Sejumlah warga mengaku telah berulang kali menyampaikan keluhan terkait kondisi tersebut. Namun, hingga kini pengangkutan sampah dinilai belum dilakukan secara maksimal. Warga menilai kehadiran petugas Dinas Lingkungan Hidup (LH) belum menyentuh akar persoalan.
“Yang kami butuhkan itu sampah diangkut, bukan sekadar sosialisasi pilah sampah. Sampah sudah menumpuk sampai lantai lima, baunya luar biasa, lalat di mana-mana,” ujar seorang warga.

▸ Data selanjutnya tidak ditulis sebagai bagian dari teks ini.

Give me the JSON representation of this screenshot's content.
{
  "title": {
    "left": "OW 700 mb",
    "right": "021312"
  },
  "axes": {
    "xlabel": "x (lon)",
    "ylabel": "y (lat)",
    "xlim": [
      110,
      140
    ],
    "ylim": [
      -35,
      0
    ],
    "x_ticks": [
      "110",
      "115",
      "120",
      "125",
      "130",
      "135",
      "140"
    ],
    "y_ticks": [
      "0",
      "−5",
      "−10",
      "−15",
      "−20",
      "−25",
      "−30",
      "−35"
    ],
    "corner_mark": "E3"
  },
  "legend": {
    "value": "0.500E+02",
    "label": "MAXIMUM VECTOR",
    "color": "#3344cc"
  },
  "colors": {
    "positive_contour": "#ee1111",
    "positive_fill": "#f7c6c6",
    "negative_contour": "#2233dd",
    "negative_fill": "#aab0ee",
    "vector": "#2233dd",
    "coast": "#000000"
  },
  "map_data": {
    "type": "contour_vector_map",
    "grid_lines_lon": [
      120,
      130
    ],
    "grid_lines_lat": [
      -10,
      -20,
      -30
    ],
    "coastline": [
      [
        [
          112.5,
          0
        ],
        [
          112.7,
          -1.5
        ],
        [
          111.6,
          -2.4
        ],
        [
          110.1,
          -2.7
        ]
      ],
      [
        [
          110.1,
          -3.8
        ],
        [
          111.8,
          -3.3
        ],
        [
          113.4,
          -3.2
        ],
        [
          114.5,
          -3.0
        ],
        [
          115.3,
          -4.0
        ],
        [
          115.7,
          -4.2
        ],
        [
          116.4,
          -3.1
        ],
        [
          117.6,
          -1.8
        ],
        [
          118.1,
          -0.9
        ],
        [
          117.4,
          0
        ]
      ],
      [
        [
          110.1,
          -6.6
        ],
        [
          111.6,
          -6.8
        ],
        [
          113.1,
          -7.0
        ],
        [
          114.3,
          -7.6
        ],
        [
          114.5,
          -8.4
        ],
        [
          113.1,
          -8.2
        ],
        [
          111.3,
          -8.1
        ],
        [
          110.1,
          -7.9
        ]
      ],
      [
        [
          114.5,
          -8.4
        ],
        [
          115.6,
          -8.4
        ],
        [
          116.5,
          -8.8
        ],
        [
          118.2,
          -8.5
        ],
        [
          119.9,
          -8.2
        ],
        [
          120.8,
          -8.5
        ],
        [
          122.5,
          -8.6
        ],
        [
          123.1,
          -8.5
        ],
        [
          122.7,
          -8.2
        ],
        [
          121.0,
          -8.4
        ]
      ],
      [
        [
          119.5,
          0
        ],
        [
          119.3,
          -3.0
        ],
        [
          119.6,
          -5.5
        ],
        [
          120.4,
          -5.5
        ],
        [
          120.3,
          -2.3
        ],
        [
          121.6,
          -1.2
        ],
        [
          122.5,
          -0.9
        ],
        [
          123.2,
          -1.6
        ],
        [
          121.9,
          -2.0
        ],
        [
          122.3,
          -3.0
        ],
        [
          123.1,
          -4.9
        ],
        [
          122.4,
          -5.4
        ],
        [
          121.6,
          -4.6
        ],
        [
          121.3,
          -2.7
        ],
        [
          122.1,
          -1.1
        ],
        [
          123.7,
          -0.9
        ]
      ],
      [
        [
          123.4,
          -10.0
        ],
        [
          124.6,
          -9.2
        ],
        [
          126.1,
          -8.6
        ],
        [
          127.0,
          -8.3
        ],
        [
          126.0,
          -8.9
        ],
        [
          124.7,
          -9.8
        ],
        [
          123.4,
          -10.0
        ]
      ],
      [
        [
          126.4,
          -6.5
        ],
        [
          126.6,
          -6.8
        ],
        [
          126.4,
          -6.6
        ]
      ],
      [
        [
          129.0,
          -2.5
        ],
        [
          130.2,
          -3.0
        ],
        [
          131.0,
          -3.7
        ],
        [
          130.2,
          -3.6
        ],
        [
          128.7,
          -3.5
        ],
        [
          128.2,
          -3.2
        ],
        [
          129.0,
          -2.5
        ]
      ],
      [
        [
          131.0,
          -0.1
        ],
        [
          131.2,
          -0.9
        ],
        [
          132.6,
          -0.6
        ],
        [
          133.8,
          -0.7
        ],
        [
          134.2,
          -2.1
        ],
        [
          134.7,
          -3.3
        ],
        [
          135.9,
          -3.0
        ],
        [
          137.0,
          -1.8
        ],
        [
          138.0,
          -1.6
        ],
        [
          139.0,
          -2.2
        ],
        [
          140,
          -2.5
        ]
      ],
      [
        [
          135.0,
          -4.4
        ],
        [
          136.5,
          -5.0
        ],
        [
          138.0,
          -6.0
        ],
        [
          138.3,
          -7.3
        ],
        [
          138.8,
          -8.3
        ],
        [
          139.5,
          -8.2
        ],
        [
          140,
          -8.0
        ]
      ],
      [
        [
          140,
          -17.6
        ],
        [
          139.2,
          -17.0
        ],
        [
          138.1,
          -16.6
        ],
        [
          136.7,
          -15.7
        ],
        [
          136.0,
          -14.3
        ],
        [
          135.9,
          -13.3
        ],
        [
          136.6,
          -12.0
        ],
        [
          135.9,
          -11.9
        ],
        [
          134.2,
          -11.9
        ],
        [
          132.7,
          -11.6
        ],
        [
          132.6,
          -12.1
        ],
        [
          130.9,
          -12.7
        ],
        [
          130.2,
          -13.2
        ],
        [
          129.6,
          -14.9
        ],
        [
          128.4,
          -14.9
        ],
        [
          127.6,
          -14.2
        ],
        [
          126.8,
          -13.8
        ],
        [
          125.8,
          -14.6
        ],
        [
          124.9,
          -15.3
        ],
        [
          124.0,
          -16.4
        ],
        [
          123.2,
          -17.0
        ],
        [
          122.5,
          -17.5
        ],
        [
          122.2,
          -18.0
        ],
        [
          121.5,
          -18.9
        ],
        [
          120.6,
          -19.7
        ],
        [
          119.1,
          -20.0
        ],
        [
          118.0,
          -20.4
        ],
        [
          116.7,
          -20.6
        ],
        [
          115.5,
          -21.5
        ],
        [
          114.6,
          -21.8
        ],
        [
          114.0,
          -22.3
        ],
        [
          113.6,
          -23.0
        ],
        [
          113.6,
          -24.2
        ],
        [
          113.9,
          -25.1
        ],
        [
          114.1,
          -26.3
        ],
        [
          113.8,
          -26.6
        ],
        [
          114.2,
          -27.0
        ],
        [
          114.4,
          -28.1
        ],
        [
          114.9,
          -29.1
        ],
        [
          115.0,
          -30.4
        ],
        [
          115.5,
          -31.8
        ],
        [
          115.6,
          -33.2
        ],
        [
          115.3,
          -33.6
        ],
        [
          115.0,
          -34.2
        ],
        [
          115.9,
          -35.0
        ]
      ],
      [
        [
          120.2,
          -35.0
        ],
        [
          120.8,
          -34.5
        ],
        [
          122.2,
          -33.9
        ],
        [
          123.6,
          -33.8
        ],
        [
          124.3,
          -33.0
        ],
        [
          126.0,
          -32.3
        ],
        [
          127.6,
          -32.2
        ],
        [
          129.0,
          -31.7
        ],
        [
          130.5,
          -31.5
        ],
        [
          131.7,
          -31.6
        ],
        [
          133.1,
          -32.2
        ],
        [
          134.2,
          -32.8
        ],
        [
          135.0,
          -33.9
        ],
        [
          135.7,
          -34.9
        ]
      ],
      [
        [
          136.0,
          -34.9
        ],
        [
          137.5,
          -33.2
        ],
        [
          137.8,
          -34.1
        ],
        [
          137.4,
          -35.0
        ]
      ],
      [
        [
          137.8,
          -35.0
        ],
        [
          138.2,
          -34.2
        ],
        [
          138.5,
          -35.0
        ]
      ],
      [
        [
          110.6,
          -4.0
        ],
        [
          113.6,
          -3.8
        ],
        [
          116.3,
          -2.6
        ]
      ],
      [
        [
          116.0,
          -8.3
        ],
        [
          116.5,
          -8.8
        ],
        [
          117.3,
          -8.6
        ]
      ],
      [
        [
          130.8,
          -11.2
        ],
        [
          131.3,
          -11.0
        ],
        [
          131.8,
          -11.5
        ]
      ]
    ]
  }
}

Menurut warga, program pilah sampah tidak akan efektif jika pengangkutan sampah tidak berjalan normal. Mereka menilai langkah tersebut terkesan formalitas di tengah kondisi lapangan yang sudah darurat.
“Pilah sampah itu bagus, tapi kalau sampah lama saja tidak diangkut, mau dipilah seperti apa? Ini bukan solusi, ini pengalihan masalah,” kata warga lainnya.
Kondisi TPS yang melebihi kapasitas juga membuat sampah meluber ke area sekitar. Akibatnya, akses jalan terganggu dan kenyamanan hunian menurun. Warga khawatir tumpukan sampah yang dibiarkan berlarut-larut dapat memicu penyakit, terutama bagi anak-anak dan lansia.
Warga pun mendesak agar DLH segera mengambil langkah tegas dengan melakukan pengangkutan rutin dan maksimal, bukan sekadar membawa program tanpa aksi nyata di lapangan.
“Sampah sudah jadi masalah serius. Jangan tunggu ada warga sakit baru bertindak. Kami butuh solusi nyata, bukan janji,” ujar warga.
Hingga berita ini diterbitkan, pihak Rusun Pesakih dan DLH belum memberikan keterangan resmi terkait keluhan warga serta lambannya pengangkutan sampah.